ICArabe participa do Festival VivAmérica na Espanha
Entre os dias 4 e 8 de outubro, o ICArabe, representado pelo seu presidente, Michel Sleiman, participou do ciclo Árabes do Brasil, promovido pela Casa Árabe da Espanha em parceria com a Casa da América, sediadas em Madri. A atividade integrou o Festival VivAmérica, realizado todos os anos pela segunda instituição. A ideia principal do ciclo foi levar ao público madrilenho a diversidade e importância das comunidades árabes na trajetória recente do Brasil. Além do Instituto da Cultura Árabe, o festival contou com o apoio da Universidade de São Paulo, da Câmara de Comércio Árabe Brasileira, da Câmara de Comércio Brasil-Espanha e do Experimentaclub.
“Ficamos muito felizes não apenas de estar no evento mas também de participarmos de uma conversa com o público que se deu após a exibição do filme ‘Os caminhos do mascate’, dirigido pelo espanhol José Luis Mejias, que passou um mês no Brasil entrevistando descendentes de árabes”, avalia Michel, também presente no documentário. Segundo ele, a Casa Árabe disponibilzou a produção para que seja exibida pelo ICArabe no Brasil. “Certamente ela fará parte de nossas mostras de cinema do próximo ano”, garantiu ele.

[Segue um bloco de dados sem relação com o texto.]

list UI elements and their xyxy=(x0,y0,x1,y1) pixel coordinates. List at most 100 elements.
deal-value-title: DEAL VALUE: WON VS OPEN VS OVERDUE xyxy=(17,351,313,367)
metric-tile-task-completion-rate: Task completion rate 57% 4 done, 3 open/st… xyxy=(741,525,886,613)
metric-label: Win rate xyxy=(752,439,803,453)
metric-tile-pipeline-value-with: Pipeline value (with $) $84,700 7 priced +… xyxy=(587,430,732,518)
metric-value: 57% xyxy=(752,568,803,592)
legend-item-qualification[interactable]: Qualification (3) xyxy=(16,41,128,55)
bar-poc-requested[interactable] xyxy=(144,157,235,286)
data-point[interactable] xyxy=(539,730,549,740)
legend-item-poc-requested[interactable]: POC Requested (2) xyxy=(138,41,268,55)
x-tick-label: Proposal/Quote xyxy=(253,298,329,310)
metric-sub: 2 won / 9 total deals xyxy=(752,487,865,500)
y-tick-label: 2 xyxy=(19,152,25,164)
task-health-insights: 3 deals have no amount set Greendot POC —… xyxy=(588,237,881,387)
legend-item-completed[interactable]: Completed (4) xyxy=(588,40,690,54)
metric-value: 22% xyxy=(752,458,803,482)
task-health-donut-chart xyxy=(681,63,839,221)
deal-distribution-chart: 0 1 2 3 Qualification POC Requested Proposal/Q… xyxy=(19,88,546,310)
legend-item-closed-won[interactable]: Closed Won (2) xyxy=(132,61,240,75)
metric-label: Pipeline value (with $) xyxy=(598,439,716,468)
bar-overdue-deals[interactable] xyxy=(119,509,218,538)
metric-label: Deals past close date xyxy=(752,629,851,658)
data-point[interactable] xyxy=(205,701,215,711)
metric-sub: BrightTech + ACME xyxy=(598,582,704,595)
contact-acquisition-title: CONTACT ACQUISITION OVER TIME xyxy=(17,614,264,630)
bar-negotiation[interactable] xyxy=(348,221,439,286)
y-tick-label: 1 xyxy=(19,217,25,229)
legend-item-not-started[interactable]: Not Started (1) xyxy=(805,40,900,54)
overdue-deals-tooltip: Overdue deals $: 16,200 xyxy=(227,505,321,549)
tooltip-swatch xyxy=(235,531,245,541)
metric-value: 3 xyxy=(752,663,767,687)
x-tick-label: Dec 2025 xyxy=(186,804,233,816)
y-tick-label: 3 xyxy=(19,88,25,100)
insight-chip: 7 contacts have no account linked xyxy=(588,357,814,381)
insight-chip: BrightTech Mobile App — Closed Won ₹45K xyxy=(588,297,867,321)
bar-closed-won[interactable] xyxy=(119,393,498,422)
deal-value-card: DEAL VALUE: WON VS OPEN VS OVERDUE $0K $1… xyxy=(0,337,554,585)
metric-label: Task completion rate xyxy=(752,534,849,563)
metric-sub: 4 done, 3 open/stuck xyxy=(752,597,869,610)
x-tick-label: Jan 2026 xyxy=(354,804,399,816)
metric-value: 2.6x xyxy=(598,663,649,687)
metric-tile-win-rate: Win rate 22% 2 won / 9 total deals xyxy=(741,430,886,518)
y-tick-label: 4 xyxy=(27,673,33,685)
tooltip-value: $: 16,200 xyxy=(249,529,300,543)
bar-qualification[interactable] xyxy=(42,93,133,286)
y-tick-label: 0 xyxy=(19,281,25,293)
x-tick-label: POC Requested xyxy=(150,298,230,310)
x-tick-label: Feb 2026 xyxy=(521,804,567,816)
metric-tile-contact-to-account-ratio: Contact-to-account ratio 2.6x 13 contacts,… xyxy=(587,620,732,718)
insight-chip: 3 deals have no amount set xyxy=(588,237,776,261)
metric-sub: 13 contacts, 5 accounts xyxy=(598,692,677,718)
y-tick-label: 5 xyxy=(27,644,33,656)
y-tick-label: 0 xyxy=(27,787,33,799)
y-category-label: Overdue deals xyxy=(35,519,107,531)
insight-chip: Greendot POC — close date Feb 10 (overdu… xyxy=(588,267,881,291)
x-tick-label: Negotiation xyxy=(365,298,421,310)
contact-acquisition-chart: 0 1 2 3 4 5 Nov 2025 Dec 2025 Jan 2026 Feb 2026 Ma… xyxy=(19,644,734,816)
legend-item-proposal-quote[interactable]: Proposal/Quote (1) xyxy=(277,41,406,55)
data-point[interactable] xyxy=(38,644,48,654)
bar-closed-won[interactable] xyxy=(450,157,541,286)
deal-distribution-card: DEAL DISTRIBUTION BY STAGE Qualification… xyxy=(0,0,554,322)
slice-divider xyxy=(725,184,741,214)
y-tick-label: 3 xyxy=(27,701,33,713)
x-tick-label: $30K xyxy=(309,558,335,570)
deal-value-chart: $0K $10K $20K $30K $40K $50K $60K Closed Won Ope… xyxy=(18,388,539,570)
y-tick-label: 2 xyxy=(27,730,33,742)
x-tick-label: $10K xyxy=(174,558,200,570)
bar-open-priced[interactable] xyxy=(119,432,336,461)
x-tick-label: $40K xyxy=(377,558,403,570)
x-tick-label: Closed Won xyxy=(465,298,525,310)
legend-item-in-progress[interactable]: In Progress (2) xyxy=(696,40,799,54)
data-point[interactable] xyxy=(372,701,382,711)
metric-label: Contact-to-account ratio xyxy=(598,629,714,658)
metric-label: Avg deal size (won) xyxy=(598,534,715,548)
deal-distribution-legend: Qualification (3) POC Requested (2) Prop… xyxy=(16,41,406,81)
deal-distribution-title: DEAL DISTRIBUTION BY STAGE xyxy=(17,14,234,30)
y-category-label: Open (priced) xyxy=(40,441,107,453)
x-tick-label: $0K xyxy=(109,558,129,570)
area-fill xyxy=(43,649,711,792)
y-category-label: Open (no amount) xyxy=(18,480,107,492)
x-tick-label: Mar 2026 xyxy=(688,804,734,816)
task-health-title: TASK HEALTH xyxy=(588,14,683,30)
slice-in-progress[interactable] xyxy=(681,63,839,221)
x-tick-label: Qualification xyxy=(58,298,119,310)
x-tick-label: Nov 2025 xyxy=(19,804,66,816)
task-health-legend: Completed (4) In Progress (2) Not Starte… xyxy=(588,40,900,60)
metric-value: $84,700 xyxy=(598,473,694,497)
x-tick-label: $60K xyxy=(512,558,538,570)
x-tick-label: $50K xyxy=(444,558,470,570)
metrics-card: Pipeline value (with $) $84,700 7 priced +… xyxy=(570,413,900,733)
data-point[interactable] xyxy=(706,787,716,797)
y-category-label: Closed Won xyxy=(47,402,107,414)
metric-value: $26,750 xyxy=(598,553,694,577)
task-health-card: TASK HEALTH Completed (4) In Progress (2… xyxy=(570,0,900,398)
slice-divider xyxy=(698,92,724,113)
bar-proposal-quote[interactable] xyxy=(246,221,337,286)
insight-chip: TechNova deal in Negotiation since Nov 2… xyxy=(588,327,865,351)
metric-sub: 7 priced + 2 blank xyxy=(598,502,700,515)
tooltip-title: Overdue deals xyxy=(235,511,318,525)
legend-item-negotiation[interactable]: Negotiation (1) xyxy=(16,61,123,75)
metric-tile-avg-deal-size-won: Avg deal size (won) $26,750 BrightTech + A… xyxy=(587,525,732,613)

Além da exibição do documentário, a programação do ciclo incluiu desde palestras sobre a exploração de novos vínculos comercias triangulares (Brasil, Espanha e países árabes), até sobre literatura, passando pelos experimentos multiculturais da música eletrônica no Brasil e no Líbano. Houve ainda a exibição de quatro longas-metragens que compuseram o ciclo de cinema “Árabes na América”.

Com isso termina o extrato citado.